Our verse for today comes from Acts 13:5, “When they arrived at Salamis, they proclaimed the word of God in the synagogues of the Jews. And they had John to assist them.”


We all have experienced the excitement of heading off on vacation, or going on a mission trip, or even travelling to attend a business conference. The heightened energy comes from many factors, whether it’s leaving work behind for a spell, or going to a remote location with the gospel, or being around hundreds of other professionals in a large and different city. Also adding to the anticipation can be the pleasure of the company that comes along, be it your beloved family, like-minded friends from church, or close associates from the office.
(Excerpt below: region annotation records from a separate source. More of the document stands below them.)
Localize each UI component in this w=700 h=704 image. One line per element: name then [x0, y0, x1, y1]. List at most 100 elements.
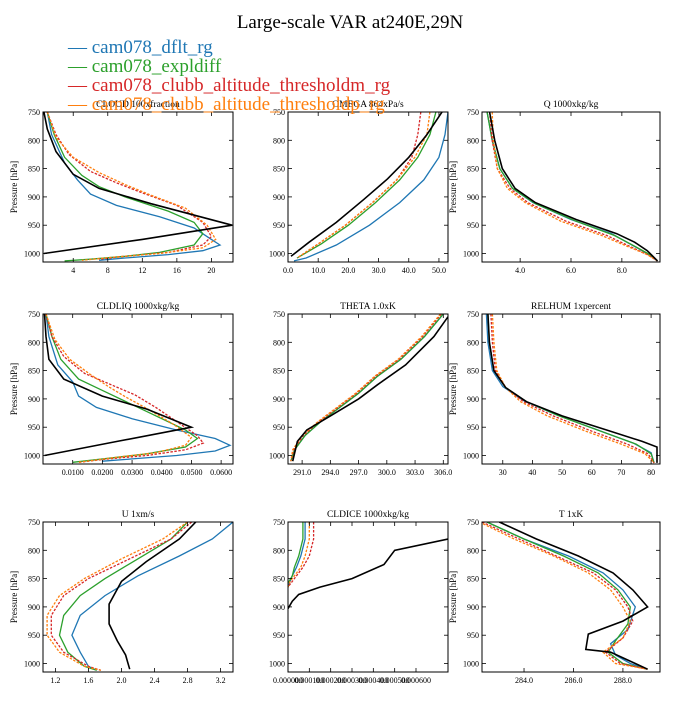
- y-tick-label: 750: [28, 310, 40, 319]
- y-axis-label: Pressure [hPa]: [9, 571, 19, 623]
- series-line-thresholdp: [45, 314, 193, 463]
- series-line-thresholdp: [482, 522, 648, 670]
- legend-label-expldiff: cam078_expldiff: [91, 56, 222, 77]
- legend-swatch-thresholdp: —: [68, 94, 87, 115]
- panel-title: THETA 1.0xK: [340, 302, 396, 312]
- series-line-thresholdp: [296, 112, 431, 259]
- series-line-obs: [291, 316, 448, 462]
- y-axis-label: Pressure [hPa]: [448, 161, 458, 213]
- x-tick-label: 0.000500: [380, 676, 410, 685]
- x-tick-label: 4: [71, 266, 75, 275]
- x-tick-label: 30.0: [372, 266, 386, 275]
- legend: — cam078_dflt_rg — cam078_expldiff — cam…: [68, 38, 390, 114]
- series-line-dflt: [71, 522, 233, 671]
- panel-3: 750 800 850 900 950 1000 4.0 6.0 8.0 Q 1000xkg/kg…: [448, 100, 661, 275]
- plot-frame: [481, 521, 661, 673]
- x-tick-label: 0.000400: [358, 676, 388, 685]
- x-tick-label: 300.0: [378, 468, 396, 477]
- x-tick-label: 2.4: [150, 676, 160, 685]
- series-line-obs: [488, 112, 659, 262]
- x-tick-label: 286.0: [564, 676, 582, 685]
- series-group: [485, 314, 658, 464]
- y-tick-label: 900: [28, 603, 40, 612]
- series-line-thresholdp: [491, 314, 655, 464]
- x-tick-label: 16: [173, 266, 181, 275]
- y-axis-label: Pressure [hPa]: [9, 363, 19, 415]
- series-line-dflt: [290, 314, 444, 462]
- y-tick-label: 850: [273, 575, 285, 584]
- x-tick-label: 80: [647, 468, 655, 477]
- panel-title: T 1xK: [559, 510, 584, 520]
- x-tick-label: 0.0100: [62, 468, 84, 477]
- x-tick-label: 288.0: [614, 676, 632, 685]
- panel-title: OMEGA 864xPa/s: [332, 100, 404, 110]
- x-tick-label: 40.0: [402, 266, 416, 275]
- x-tick-label: 0.000100: [294, 676, 324, 685]
- y-tick-label: 900: [467, 193, 479, 202]
- y-tick-label: 950: [28, 631, 40, 640]
- x-tick-label: 0.0400: [151, 468, 173, 477]
- plot-frame: [42, 111, 234, 263]
- x-tick-label: 303.0: [406, 468, 424, 477]
- x-tick-label: 0.000000: [273, 676, 303, 685]
- y-tick-label: 800: [28, 546, 40, 555]
- series-line-thresholdp: [288, 522, 310, 588]
- y-tick-label: 1000: [269, 452, 285, 461]
- y-tick-label: 1000: [463, 250, 479, 259]
- series-group: [290, 112, 448, 262]
- series-line-obs: [43, 314, 195, 457]
- y-tick-label: 900: [273, 193, 285, 202]
- x-tick-label: 50: [558, 468, 566, 477]
- x-tick-label: 30: [499, 468, 507, 477]
- legend-label-dflt: cam078_dflt_rg: [91, 37, 213, 58]
- x-tick-label: 4.0: [515, 266, 525, 275]
- series-line-expldiff: [486, 522, 648, 670]
- y-tick-label: 900: [467, 395, 479, 404]
- x-tick-label: 0.0300: [121, 468, 143, 477]
- y-tick-label: 900: [273, 603, 285, 612]
- x-tick-label: 0.000200: [316, 676, 346, 685]
- series-line-dflt: [486, 112, 658, 262]
- panel-9: 750 800 850 900 950 1000 284.0 286.0 288.0 T 1xK P…: [448, 510, 661, 685]
- series-line-obs: [487, 314, 658, 463]
- plot-frame: [481, 111, 661, 263]
- x-tick-label: 3.2: [216, 676, 226, 685]
- panel-2: 750 800 850 900 950 1000 0.0 10.0 20.0 30.0 40.0 50…: [269, 100, 449, 275]
- x-tick-label: 2.0: [116, 676, 126, 685]
- series-group: [43, 314, 232, 463]
- x-tick-label: 20: [207, 266, 215, 275]
- x-tick-label: 2.8: [183, 676, 193, 685]
- y-tick-label: 950: [28, 423, 40, 432]
- x-tick-label: 0.0600: [210, 468, 232, 477]
- plot-frame: [287, 521, 449, 673]
- x-tick-label: 60: [588, 468, 596, 477]
- y-tick-label: 850: [467, 367, 479, 376]
- x-tick-label: 291.0: [293, 468, 311, 477]
- panel-7: 750 800 850 900 950 1000 1.2 1.6 2.0 2.4 2.8 3.2 U 1…: [9, 510, 234, 685]
- x-tick-label: 297.0: [350, 468, 368, 477]
- y-tick-label: 900: [28, 395, 40, 404]
- y-tick-label: 800: [273, 338, 285, 347]
- series-group: [482, 522, 649, 670]
- panel-1: 750 800 850 900 950 1000 4 8 12 16 20 CLOUD 100xfra…: [9, 99, 234, 275]
- x-tick-label: 294.0: [321, 468, 339, 477]
- series-line-expldiff: [58, 522, 189, 671]
- series-group: [290, 314, 448, 462]
- plot-frame: [287, 313, 449, 465]
- series-group: [486, 112, 659, 262]
- x-tick-label: 6.0: [566, 266, 576, 275]
- series-line-dflt: [46, 112, 222, 261]
- y-tick-label: 750: [28, 108, 40, 117]
- y-tick-label: 800: [273, 136, 285, 145]
- x-tick-label: 50.0: [432, 266, 446, 275]
- y-tick-label: 850: [28, 165, 40, 174]
- panel-title: CLOUD 100xfraction: [96, 99, 180, 110]
- series-line-dflt: [486, 522, 648, 670]
- y-tick-label: 800: [28, 136, 40, 145]
- series-line-thresholdp: [46, 112, 217, 261]
- series-line-thresholdm: [45, 314, 205, 463]
- y-tick-label: 1000: [24, 660, 40, 669]
- y-tick-label: 850: [28, 575, 40, 584]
Sometimes, visiting your old hometown can tingle the heart in its own unique way. Barnabas was from Cyprus, so when he and his cousin John Mark set out with Paul on their first missionary journey, it probably seemed like the perfect spot to stop as they made their way west.

To be sure, there were plenty of God-fearing Jews living on the island, so it would seem natural for them to head to their numerous synagogues and seek to convince them that the Savior they waited for had arrived in Jesus Christ. But unlike so many of the other instances recorded from the early church, thousands nor hundreds nor tens of converts are scarcely mentioned during the visit. The vacation was rained out, the mission trip unfruitful, and the business conference a complete and utter waste of time. Not exactly the sort of success and encouragement the team hoped for on its first stop after being called forth by the Holy Spirit.


But Paul and company knew, as we have heard a million times, that we are called to be faithful while God is responsible for the results. In fact, much more distress awaited this team than came from this apparently flat beginning. John Mark would leave shortly after they landed back on the mainland, and Barnabas and Paul would have an ugly split over John Mark’s departure. So we see that the excitement they carried with them from Antioch wasn’t to be the source of the cause. And neither can we depend on our emotions to support us. Life happens, including joys and heartbreak. But our focus must not be there, but beyond. Seeing the resurrection in the cross makes whatever comes part of the glory of our redemption.


As we seek Him today, embrace the excitement in knowing God loves you and has a plan for you. And trust Him no matter how that plan plays out.